A Curse Dark as Gold by Elizabeth Bunce

curseThis lovely fairy tale retelling was the first ever recipient of YALSA’s William C. Morris Award (for a first time young adult author.)  I happen to really enjoy fairy tale retellings, but I think this stands on its own as just a wonderful novel and, as you might expect from an award winner, it is absolutely beautifully written.
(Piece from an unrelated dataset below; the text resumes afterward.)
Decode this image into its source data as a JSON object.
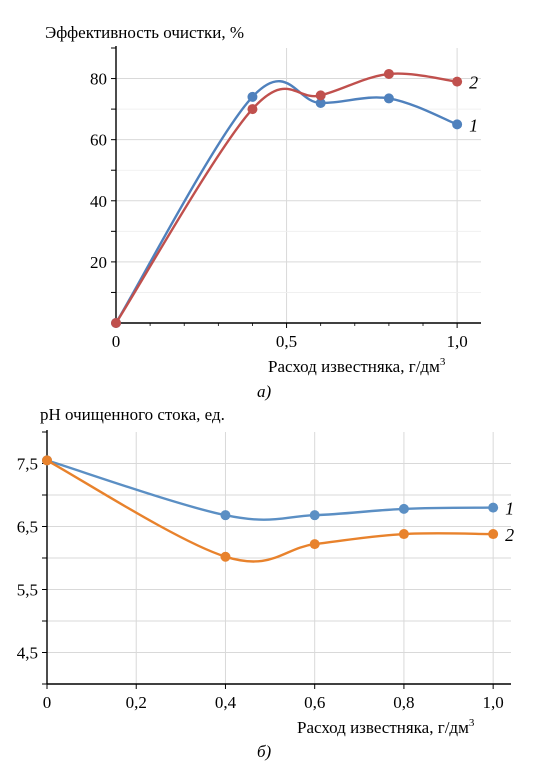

When I finished it I wished it had been my book club book because there are so many things to talk about in this novel:  comparison to the original Rumpelstiltskin story, the time period-on the verge of the Industrial Revolution, the mill as an actual character itself (it practically breathes and is the life force of the village),  how long must a family pay for the sins of their forefathers, the romance between the miller’s daughter and the banker, and any of the fascinating things in the author’s afterward (including the fact that in this story the miller’s daughter has a name: Charlotte).  This was such a charming story, but it definitely had some very dark themes in it.  Something that always troubled me about Rumpelstiltskin was what a nasty little character he was.  And in this story too you find yourself wondering why he would be so mean.  Happily the author wondered that too and spins (ha ha) a story about that aspect as well.   One thing that irritated me was that Charlotte tried to handle everything herself and kept Randall in the dark about so many many things.  I know that was a main part of the story and of their relationship, but it drives me nuts in books and on tv shows when you, as an observer, find yourself saying “just tell them!” because you know it would clear everything up.   I can’t wait to see what else Bunce writes.  In the meantime I would recommend this to any fan of Shannon Hale.